Mathematics Colloquium

Upcoming Colloquium

Fundamental Gap Estimate for Convex Domains
Dr. Guofang Wei, UC Santa Barbara

February 10, 2023

Guofang Wei

This talk will be held via Zoom.

Join 2/10 Zoom
Meeting ID: 910 8240 4817
Passcode: 073879


The fundamental (or mass) gap refers to the difference between the first two eigenvalues of the Laplacian or more generally for Schrödinger operators. It is a very interesting quantity both in mathematics and physics as the eigenvalues are possible allowed energy values in quantum physics. In their celebrated work, B. Andrews and J. Clutterbuck proved the fundamental gap conjecture that difference of first two eigenvalues of the Laplacian with Dirichlet boundary condition on convex domain with diameter D in the Euclidean space is greater than or equal to 3π2/D2. In several joint works with X. Dai, Z. He, S. Seto, L. Wang (in various subsets) the estimate is generalized, showing the same lower bound holds for convex domains in the unit sphere. In sharp contrast, in recent joint work with T. Bourni, J. Clutterbuck, X. Nguyen, A. Stancu and V. Wheeler (a group of women mathematicians), we prove that there is no lower bound at all for the fundamental gap of convex domains in hyperbolic space in terms of the diameter.
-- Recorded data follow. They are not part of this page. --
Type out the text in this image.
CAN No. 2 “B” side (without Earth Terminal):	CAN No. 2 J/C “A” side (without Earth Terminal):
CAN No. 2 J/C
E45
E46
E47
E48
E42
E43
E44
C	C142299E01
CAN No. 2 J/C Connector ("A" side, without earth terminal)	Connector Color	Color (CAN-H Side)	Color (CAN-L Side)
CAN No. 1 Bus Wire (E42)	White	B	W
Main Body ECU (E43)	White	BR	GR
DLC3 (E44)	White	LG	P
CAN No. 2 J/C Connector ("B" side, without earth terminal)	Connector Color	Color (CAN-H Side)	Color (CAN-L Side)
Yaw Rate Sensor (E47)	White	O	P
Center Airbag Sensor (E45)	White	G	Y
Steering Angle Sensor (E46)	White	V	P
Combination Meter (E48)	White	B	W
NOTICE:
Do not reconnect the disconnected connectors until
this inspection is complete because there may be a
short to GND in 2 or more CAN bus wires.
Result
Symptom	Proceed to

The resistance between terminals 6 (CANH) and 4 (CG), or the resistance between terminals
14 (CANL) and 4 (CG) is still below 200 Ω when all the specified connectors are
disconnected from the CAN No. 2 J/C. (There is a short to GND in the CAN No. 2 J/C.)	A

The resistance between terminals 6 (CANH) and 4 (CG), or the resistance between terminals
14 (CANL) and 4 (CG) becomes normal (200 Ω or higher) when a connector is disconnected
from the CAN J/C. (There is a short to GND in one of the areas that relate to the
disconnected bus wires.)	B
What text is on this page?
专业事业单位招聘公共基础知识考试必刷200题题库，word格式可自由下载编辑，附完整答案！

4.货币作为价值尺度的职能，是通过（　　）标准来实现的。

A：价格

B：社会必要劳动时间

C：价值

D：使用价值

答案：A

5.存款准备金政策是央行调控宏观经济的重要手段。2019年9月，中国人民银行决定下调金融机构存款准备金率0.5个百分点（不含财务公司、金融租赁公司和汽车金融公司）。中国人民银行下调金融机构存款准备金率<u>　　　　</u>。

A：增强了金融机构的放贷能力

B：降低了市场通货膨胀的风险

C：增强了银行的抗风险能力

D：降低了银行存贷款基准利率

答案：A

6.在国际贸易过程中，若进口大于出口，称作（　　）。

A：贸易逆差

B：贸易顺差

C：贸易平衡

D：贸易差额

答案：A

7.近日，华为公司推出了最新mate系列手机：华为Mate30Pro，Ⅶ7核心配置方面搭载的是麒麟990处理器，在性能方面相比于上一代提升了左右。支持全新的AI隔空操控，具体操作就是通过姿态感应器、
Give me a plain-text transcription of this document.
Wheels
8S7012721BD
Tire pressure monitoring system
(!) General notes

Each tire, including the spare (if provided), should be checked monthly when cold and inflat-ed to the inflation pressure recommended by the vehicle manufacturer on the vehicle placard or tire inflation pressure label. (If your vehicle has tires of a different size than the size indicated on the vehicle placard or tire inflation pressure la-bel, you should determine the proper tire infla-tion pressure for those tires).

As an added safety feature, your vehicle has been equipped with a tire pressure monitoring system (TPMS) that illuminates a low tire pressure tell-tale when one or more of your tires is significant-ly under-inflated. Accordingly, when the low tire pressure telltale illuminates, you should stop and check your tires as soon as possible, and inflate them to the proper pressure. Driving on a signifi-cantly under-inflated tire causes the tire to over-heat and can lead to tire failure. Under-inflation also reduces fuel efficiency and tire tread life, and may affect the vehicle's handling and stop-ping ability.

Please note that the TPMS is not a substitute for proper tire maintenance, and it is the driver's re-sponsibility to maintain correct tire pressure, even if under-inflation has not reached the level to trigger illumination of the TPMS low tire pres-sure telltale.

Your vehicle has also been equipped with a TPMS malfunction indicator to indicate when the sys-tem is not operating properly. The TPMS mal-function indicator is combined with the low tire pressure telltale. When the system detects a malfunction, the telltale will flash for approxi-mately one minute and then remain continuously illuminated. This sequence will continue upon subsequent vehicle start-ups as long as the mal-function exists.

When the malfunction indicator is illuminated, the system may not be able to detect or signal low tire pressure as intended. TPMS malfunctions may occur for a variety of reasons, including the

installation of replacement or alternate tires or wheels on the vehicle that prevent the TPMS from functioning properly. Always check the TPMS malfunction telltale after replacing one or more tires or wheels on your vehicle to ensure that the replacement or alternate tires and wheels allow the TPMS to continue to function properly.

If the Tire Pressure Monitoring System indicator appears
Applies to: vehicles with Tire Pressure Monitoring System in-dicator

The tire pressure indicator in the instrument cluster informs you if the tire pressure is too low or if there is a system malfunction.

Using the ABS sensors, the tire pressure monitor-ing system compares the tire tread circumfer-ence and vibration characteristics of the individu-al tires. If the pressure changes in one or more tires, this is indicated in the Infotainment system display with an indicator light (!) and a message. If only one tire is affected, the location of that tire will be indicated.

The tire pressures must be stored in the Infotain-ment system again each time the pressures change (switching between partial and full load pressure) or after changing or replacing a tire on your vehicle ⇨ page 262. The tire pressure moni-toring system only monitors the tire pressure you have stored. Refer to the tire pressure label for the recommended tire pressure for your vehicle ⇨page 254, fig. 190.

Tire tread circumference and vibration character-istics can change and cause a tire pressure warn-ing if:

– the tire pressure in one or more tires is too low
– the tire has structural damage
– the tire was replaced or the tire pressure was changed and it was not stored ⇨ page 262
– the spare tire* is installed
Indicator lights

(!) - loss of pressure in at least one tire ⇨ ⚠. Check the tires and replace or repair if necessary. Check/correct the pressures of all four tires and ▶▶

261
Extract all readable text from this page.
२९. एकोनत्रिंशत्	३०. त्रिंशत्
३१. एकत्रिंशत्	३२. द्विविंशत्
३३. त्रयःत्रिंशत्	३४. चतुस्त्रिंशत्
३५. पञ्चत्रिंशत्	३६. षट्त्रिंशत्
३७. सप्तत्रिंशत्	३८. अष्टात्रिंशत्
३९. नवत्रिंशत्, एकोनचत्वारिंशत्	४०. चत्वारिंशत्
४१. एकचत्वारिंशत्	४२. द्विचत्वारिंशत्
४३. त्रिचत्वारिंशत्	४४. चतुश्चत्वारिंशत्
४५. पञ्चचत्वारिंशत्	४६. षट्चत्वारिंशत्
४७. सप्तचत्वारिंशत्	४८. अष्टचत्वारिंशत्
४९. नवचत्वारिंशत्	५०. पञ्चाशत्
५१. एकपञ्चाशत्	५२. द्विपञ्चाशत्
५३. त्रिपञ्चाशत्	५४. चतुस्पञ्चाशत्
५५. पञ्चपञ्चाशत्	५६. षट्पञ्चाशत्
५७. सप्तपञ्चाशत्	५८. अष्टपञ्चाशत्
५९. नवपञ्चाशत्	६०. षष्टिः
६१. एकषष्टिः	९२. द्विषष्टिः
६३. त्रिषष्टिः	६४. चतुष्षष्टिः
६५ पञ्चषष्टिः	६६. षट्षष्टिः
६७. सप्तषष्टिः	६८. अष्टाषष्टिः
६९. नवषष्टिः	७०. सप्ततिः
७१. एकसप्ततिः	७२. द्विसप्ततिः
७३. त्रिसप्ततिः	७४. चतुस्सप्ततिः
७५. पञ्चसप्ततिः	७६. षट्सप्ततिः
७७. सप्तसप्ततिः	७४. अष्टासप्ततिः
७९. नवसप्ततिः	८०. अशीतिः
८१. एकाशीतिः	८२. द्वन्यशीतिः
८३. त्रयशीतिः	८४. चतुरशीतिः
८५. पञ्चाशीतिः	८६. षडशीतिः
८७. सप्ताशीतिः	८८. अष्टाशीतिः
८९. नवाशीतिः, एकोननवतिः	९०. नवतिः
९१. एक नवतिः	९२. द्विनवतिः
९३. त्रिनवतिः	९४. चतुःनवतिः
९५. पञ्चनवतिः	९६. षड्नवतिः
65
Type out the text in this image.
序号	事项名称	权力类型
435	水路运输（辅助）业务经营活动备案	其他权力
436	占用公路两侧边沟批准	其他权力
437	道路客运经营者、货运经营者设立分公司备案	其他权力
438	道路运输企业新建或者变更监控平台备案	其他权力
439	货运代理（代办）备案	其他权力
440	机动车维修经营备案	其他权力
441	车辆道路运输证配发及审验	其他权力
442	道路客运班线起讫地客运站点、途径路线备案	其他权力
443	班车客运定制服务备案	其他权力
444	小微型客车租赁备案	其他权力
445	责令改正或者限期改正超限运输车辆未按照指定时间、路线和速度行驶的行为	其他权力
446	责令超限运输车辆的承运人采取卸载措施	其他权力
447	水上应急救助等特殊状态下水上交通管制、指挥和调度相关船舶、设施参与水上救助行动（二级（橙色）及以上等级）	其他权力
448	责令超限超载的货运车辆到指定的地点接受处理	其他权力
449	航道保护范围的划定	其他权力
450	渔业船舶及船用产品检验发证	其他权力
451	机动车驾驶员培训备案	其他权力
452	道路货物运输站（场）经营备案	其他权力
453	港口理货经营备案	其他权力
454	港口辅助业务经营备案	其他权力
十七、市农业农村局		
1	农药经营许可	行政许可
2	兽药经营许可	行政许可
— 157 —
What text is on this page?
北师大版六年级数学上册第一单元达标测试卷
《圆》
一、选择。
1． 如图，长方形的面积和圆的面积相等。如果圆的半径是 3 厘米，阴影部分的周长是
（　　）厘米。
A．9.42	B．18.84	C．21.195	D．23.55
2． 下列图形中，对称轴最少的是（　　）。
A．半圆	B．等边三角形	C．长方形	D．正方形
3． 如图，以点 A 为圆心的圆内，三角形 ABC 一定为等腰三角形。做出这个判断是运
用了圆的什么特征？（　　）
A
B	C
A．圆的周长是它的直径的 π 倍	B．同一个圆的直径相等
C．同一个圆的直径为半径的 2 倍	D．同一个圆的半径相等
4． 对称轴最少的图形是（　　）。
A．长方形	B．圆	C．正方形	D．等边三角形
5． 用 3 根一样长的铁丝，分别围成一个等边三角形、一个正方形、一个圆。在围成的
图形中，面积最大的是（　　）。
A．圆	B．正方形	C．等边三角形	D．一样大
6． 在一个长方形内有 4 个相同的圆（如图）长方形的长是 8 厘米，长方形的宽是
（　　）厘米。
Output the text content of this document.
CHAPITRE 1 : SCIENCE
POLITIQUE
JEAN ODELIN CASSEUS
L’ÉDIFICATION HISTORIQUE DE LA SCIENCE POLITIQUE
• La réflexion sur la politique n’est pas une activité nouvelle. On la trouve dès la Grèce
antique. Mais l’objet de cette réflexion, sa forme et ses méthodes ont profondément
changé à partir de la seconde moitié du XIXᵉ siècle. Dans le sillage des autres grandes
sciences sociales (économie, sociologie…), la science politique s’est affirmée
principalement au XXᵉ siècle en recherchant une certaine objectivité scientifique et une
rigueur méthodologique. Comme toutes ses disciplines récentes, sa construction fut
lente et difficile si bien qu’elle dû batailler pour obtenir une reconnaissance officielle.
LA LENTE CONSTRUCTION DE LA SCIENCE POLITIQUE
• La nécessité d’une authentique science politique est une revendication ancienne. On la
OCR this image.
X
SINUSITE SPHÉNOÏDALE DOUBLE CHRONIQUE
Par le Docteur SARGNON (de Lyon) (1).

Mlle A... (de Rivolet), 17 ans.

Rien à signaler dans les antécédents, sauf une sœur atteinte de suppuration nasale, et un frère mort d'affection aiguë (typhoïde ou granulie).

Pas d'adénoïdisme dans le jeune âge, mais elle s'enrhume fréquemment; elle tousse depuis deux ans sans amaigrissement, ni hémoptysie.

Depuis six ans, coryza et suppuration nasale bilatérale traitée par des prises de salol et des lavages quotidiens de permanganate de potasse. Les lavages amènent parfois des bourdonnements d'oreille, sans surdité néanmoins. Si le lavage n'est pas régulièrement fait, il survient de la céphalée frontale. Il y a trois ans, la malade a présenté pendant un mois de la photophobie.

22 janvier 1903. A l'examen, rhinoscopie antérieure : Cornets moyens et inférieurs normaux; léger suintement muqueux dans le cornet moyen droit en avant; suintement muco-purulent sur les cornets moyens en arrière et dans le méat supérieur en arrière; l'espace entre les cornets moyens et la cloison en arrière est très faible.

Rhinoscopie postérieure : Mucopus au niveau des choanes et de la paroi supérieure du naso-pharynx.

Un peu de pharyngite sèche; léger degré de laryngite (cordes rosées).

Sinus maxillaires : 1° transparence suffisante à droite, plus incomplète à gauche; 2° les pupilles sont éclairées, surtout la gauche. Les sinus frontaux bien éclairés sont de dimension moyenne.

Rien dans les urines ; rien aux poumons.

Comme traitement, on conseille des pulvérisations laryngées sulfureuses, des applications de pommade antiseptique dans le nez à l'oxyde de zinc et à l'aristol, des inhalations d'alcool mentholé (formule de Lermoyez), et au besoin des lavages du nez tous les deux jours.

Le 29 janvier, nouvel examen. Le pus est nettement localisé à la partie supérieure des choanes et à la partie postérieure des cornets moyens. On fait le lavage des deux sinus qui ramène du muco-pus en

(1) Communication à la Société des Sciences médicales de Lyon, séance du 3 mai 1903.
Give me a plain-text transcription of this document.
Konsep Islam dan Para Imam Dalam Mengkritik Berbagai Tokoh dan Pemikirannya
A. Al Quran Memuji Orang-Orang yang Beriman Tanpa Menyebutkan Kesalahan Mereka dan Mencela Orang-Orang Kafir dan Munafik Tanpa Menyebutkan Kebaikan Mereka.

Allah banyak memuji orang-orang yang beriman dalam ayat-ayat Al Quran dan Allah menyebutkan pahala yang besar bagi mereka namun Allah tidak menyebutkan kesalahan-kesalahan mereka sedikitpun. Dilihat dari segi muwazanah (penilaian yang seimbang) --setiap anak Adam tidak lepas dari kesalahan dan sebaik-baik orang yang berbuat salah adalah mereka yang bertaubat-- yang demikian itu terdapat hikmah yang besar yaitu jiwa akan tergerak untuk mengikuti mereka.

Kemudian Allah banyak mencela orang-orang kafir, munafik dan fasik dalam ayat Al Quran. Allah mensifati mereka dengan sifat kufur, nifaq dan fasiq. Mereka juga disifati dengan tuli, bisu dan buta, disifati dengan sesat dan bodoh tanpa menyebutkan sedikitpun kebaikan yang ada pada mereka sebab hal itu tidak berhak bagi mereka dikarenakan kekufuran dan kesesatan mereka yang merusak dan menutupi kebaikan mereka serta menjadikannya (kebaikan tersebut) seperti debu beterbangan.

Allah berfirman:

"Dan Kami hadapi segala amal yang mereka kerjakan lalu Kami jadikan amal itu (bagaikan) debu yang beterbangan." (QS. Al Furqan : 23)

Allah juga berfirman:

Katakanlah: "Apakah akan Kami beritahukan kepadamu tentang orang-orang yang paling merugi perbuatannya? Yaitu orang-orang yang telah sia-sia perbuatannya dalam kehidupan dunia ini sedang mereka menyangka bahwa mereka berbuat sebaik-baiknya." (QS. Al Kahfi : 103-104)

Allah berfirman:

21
Very recently, jointed with X. Nguyen, A. Stancu, we show that even for horoconvex (which is much stronger than convex) domains in the hyperbolic space, the product of their fundamental gap with the square of their diameter has no positive lower bound. All necessary background information will be introduced in the talk.

Bio Sketch

Guofang Wei is a mathematician in the field of differential geometry and geometric analysis. She is a professor at the University of California, Santa Barbara. Professor Wei earned a doctorate in mathematics from the State University of New York at Stony Brook in 1989, under the supervision of Detlef Gromoll. In 2013, she became a fellow of the American Mathematical Society, for "contributions to global Riemannian geometry and its relation with Ricci curvature."

The research of Professor Wei has been concentrated on global Riemannian geometry--the interaction of curvature with the underlying geometry and topology which includes the study of the fundamental groups, comparison geometry, manifolds with integral curvature bounds, spaces with weak curvature bounds, the eigenvalue of Laplacian, and more.